The pace of inflation overall continues to ease, pulling back from the peak seen in the summer, though it remains well above the central bank's target, and expectations for inflation continue to run hot. That, after a further jump in employment for the country in December, suggests the door remains open for the Bank of Canada to further ratchet up interest rates later this month if it continues to have concerns about the economy.

Canada's consumer price index rose 6.3% in December from a year earlier, Statistics Canada said Tuesday. The market was expecting the index to advance 6.4% following November's gain of 6.8%. It hit a roughly four-decade high of 8.1% in June.
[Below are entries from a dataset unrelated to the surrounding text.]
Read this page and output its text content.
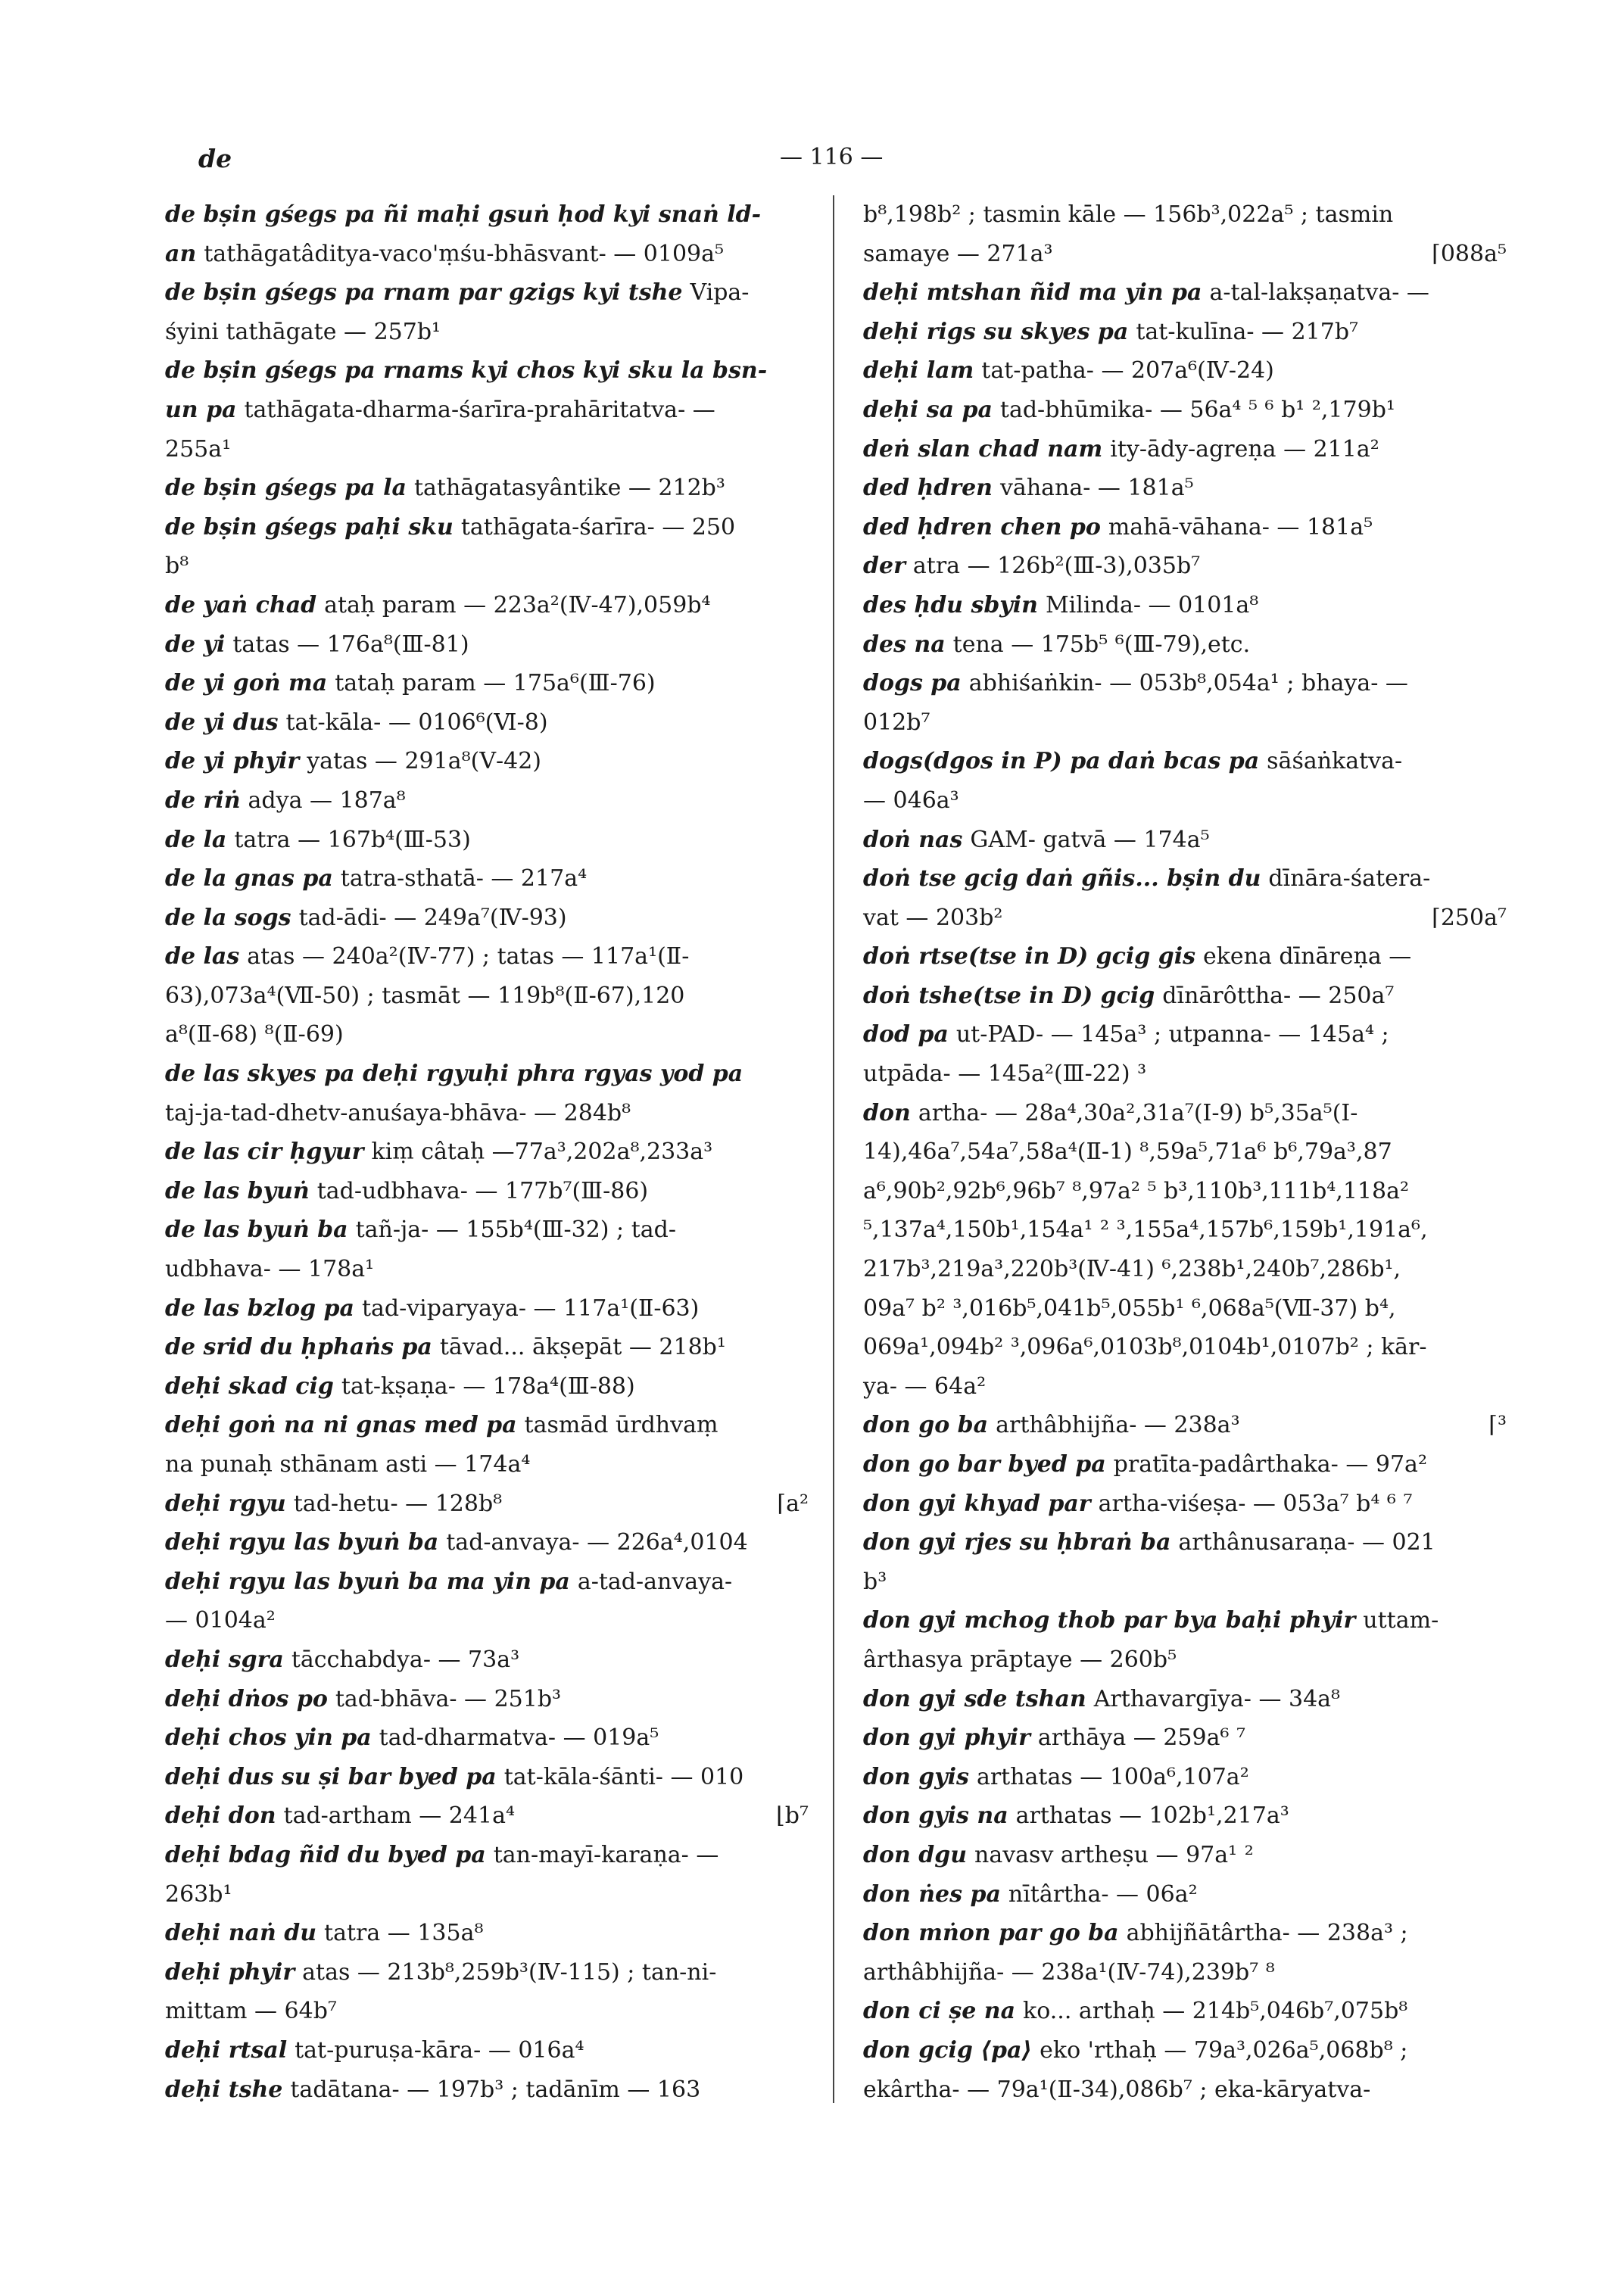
de	— 116 —
de bṣin gśegs pa ñi maḥi gsuṅ ḥod kyi snaṅ ld-
an tathāgatâditya-vaco'ṃśu-bhāsvant- — 0109a⁵
de bṣin gśegs pa rnam par gzigs kyi tshe Vipa-
śyini tathāgate — 257b¹
de bṣin gśegs pa rnams kyi chos kyi sku la bsn-
un pa tathāgata-dharma-śarīra-prahāritatva- —
255a¹
de bṣin gśegs pa la tathāgatasyântike — 212b³
de bṣin gśegs paḥi sku tathāgata-śarīra- — 250
b⁸
de yaṅ chad ataḥ param — 223a²(Ⅳ-47),059b⁴
de yi tatas — 176a⁸(Ⅲ-81)
de yi goṅ ma tataḥ param — 175a⁶(Ⅲ-76)
de yi dus tat-kāla- — 0106⁶(Ⅵ-8)
de yi phyir yatas — 291a⁸(Ⅴ-42)
de riṅ adya — 187a⁸
de la tatra — 167b⁴(Ⅲ-53)
de la gnas pa tatra-sthatā- — 217a⁴
de la sogs tad-ādi- — 249a⁷(Ⅳ-93)
de las atas — 240a²(Ⅳ-77) ; tatas — 117a¹(Ⅱ-
63),073a⁴(Ⅶ-50) ; tasmāt — 119b⁸(Ⅱ-67),120
a⁸(Ⅱ-68) ⁸(Ⅱ-69)
de las skyes pa deḥi rgyuḥi phra rgyas yod pa
taj-ja-tad-dhetv-anuśaya-bhāva- — 284b⁸
de las cir ḥgyur kiṃ câtaḥ —77a³,202a⁸,233a³
de las byuṅ tad-udbhava- — 177b⁷(Ⅲ-86)
de las byuṅ ba tañ-ja- — 155b⁴(Ⅲ-32) ; tad-
udbhava- — 178a¹
de las bzlog pa tad-viparyaya- — 117a¹(Ⅱ-63)
de srid du ḥphaṅs pa tāvad... ākṣepāt — 218b¹
deḥi skad cig tat-kṣaṇa- — 178a⁴(Ⅲ-88)
deḥi goṅ na ni gnas med pa tasmād ūrdhvaṃ
na punaḥ sthānam asti — 174a⁴
deḥi rgyu tad-hetu- — 128b⁸	⌈a²
deḥi rgyu las byuṅ ba tad-anvaya- — 226a⁴,0104
deḥi rgyu las byuṅ ba ma yin pa a-tad-anvaya-
— 0104a²
deḥi sgra tācchabdya- — 73a³
deḥi dṅos po tad-bhāva- — 251b³
deḥi chos yin pa tad-dharmatva- — 019a⁵
deḥi dus su ṣi bar byed pa tat-kāla-śānti- — 010
deḥi don tad-artham — 241a⁴	⌊b⁷
deḥi bdag ñid du byed pa tan-mayī-karaṇa- —
263b¹
deḥi naṅ du tatra — 135a⁸
deḥi phyir atas — 213b⁸,259b³(Ⅳ-115) ; tan-ni-
mittam — 64b⁷
deḥi rtsal tat-puruṣa-kāra- — 016a⁴
deḥi tshe tadātana- — 197b³ ; tadānīm — 163
b⁸,198b² ; tasmin kāle — 156b³,022a⁵ ; tasmin
samaye — 271a³	⌈088a⁵
deḥi mtshan ñid ma yin pa a-tal-lakṣaṇatva- —
deḥi rigs su skyes pa tat-kulīna- — 217b⁷
deḥi lam tat-patha- — 207a⁶(Ⅳ-24)
deḥi sa pa tad-bhūmika- — 56a⁴ ⁵ ⁶ b¹ ²,179b¹
deṅ slan chad nam ity-ādy-agreṇa — 211a²
ded ḥdren vāhana- — 181a⁵
ded ḥdren chen po mahā-vāhana- — 181a⁵
der atra — 126b²(Ⅲ-3),035b⁷
des ḥdu sbyin Milinda- — 0101a⁸
des na tena — 175b⁵ ⁶(Ⅲ-79),etc.
dogs pa abhiśaṅkin- — 053b⁸,054a¹ ; bhaya- —
012b⁷
dogs(dgos in P) pa daṅ bcas pa sāśaṅkatva-
— 046a³
doṅ nas GAM- gatvā — 174a⁵
doṅ tse gcig daṅ gñis... bṣin du dīnāra-śatera-
vat — 203b²	⌈250a⁷
doṅ rtse(tse in D) gcig gis ekena dīnāreṇa —
doṅ tshe(tse in D) gcig dīnārôttha- — 250a⁷
dod pa ut-PAD- — 145a³ ; utpanna- — 145a⁴ ;
utpāda- — 145a²(Ⅲ-22) ³
don artha- — 28a⁴,30a²,31a⁷(Ⅰ-9) b⁵,35a⁵(Ⅰ-
14),46a⁷,54a⁷,58a⁴(Ⅱ-1) ⁸,59a⁵,71a⁶ b⁶,79a³,87
a⁶,90b²,92b⁶,96b⁷ ⁸,97a² ⁵ b³,110b³,111b⁴,118a²
⁵,137a⁴,150b¹,154a¹ ² ³,155a⁴,157b⁶,159b¹,191a⁶,
217b³,219a³,220b³(Ⅳ-41) ⁶,238b¹,240b⁷,286b¹,
09a⁷ b² ³,016b⁵,041b⁵,055b¹ ⁶,068a⁵(Ⅶ-37) b⁴,
069a¹,094b² ³,096a⁶,0103b⁸,0104b¹,0107b² ; kār-
ya- — 64a²
don go ba arthâbhijña- — 238a³	⌈³
don go bar byed pa pratīta-padârthaka- — 97a²
don gyi khyad par artha-viśeṣa- — 053a⁷ b⁴ ⁶ ⁷
don gyi rjes su ḥbraṅ ba arthânusaraṇa- — 021
b³
don gyi mchog thob par bya baḥi phyir uttam-
ârthasya prāptaye — 260b⁵
don gyi sde tshan Arthavargīya- — 34a⁸
don gyi phyir arthāya — 259a⁶ ⁷
don gyis arthatas — 100a⁶,107a²
don gyis na arthatas — 102b¹,217a³
don dgu navasv artheṣu — 97a¹ ²
don ṅes pa nītârtha- — 06a²
don mṅon par go ba abhijñātârtha- — 238a³ ;
arthâbhijña- — 238a¹(Ⅳ-74),239b⁷ ⁸
don ci ṣe na ko... arthaḥ — 214b⁵,046b⁷,075b⁸
don gcig ⟨pa⟩ eko 'rthaḥ — 79a³,026a⁵,068b⁸ ;
ekârtha- — 79a¹(Ⅱ-34),086b⁷ ; eka-kāryatva-
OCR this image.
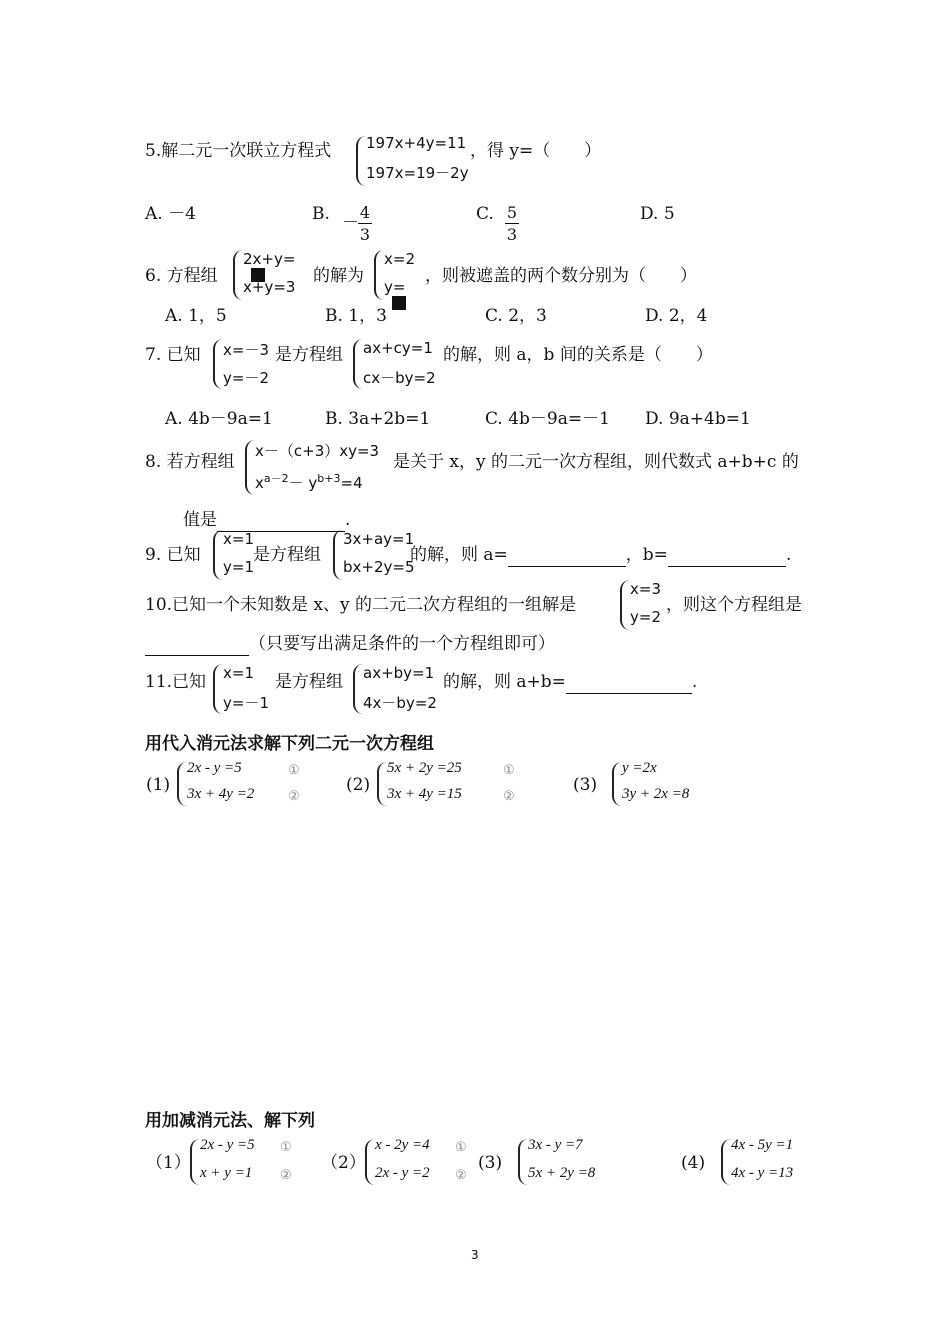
5.解二元一次联立方程式 197x+4y=11
197x=19－2y
，得 y=（　　）
A. －4	B. －
4
3
C. 5
3
D. 5
6. 方程组
2x+y=
x+y=3
的解为
x=2
y=
，则被遮盖的两个数分别为（　　）
A. 1，5	B. 1，3	C. 2，3	D. 2，4
7. 已知 x=－3
y=－2
是方程组 ax+cy=1
cx－by=2
的解，则 a，b 间的关系是（　　）
A. 4b－9a=1	B. 3a+2b=1	C. 4b－9a=－1 D. 9a+4b=1
8. 若方程组
x－（c+3）xy=3
$x^{a-2}- y^{b+3}=4$
是关于 x，y 的二元一次方程组，则代数式 a+b+c 的
值是	.
9. 已知
x=1
y=1
是方程组
3x+ay=1
bx+2y=5
的解，则 a=	，b=	.
10.已知一个未知数是 x、y 的二元二次方程组的一组解是
x=3
y=2
，则这个方程组是
（只要写出满足条件的一个方程组即可）
11.已知 x=1
y=－1
是方程组 ax+by=1
4x－by=2
的解，则 a+b=	.
用代入消元法求解下列二元一次方程组
(1)
2x - y =5
3x + 4y =2
①
②
(2)
5x + 2y =25
3x + 4y =15
①
②
(3)
y =2x
3y + 2x =8
用加减消元法、解下列
（1）
2x - y =5
x + y =1
①
②
（2）
x - 2y =4
2x - y =2
①
②
(3)
3x - y =7
5x + 2y =8	(4)
4x - 5y =1
4x - y =13
3
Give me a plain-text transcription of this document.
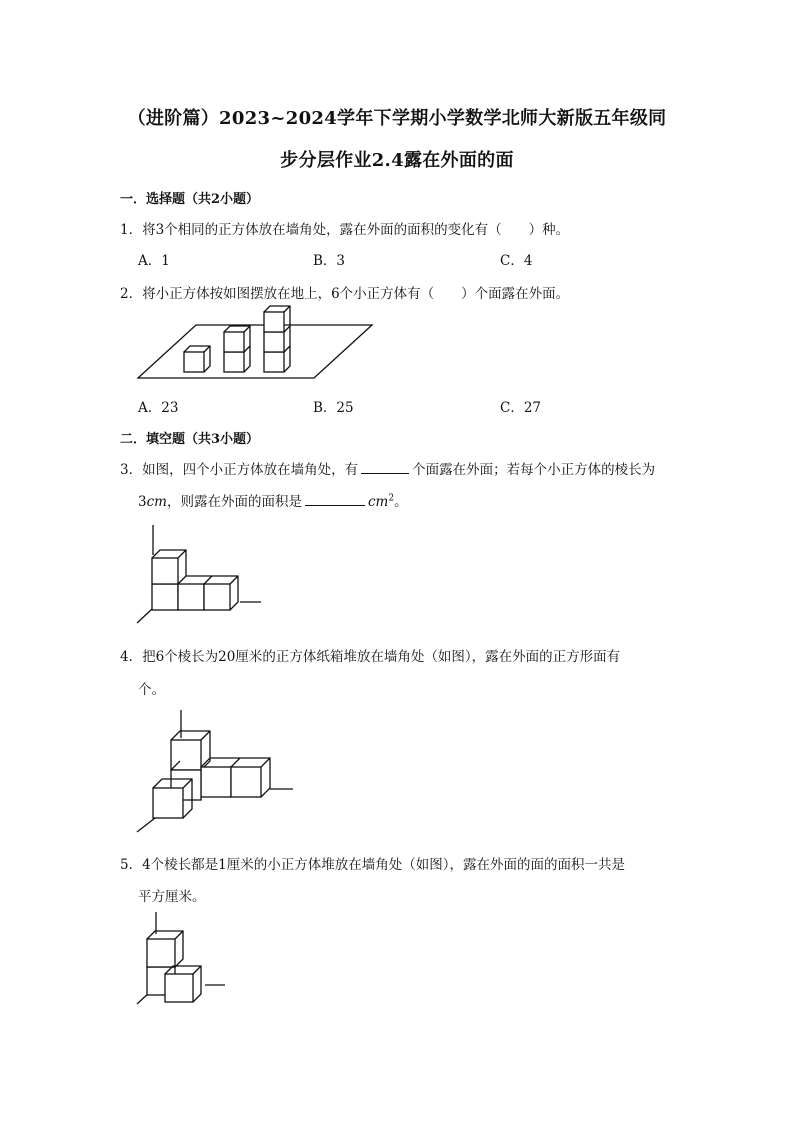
（进阶篇）2023~2024学年下学期小学数学北师大新版五年级同
步分层作业2.4露在外面的面
一．选择题（共2小题）
1．将3个相同的正方体放在墙角处，露在外面的面积的变化有（　　）种。
A．1	B．3	C．4
2．将小正方体按如图摆放在地上，6个小正方体有（　　）个面露在外面。
A．23	B．25	C．27
二．填空题（共3小题）
3．如图，四个小正方体放在墙角处，有	个面露在外面；若每个小正方体的棱长为
3cm，则露在外面的面积是	$cm^2$。
4．把6个棱长为20厘米的正方体纸箱堆放在墙角处（如图），露在外面的正方形面有
个。
5．4个棱长都是1厘米的小正方体堆放在墙角处（如图），露在外面的面的面积一共是
平方厘米。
Compared with the month before, CPI declined 0.6% in December, the largest monthly retreat since April 2020 and a slightly bigger drop than the consensus expectation for the index to fall 0.5% month-over-month, according to economists at TD Securities. On a seasonally adjusted basis, inflation slipped 0.1% in December from November.

The price of gas on a monthly basis fell by the most since April 2020 and was up only modestly compared with a year earlier after a big jump at the pumps in November, thanks to lower crude oil prices amid concerns about a slowing global economy and with less demand after an increase in Covid-19 cases in China, the data agency said. Lower crude prices also cooled growth in prices for fuel oil and other fuels year-over-year.

Excluding volatile food and energy prices, Canada's CPI rose 5.3% in December from a year earlier, after a 5.4% gain in November.

The Bank of Canada, which aggressively lifted its benchmark policy rate in 2022 to its highest in almost 15 years, has forecast inflation will decline to roughly 3% late this year and return to its 2% target by the end of 2024. Still, inflation expectations remain elevated, with a survey of businesses released this week by the central bank showing that more than 80% of firms expect inflation to be above 3% over the next two years.

Economists expect the bank is nearing the end of its tightening cycle, and the central bank has said it will be more data-dependent in future rate decisions as it watches how the economy responds to the four-percentage-point increase in its benchmark rate over the course of the year, bringing it to 4.25%. Economists suggested the odds tilted in favor of another increase with the next policy-rate decision set for Jan. 25 after the country added a stronger-than-anticipated 104,000 jobs in December and the unemployment rate ticked down closer to the record low recorded in the summer.

Two measures of core inflation the Bank of Canada closely monitors, median and trim, eased slightly in December to an average 5.2% from 5.3% the month before, Statistics Canada said.

The statistics agency said the advance in prices for household appliances and other durable goods slowed in December from a year earlier, and homeowners' replacement cost and other owned-accomodation expenses continued to growth a slower pace. But prices for personal care supplies and equipment continued to rise at a faster rate and prices for food bought at stores remained elevated.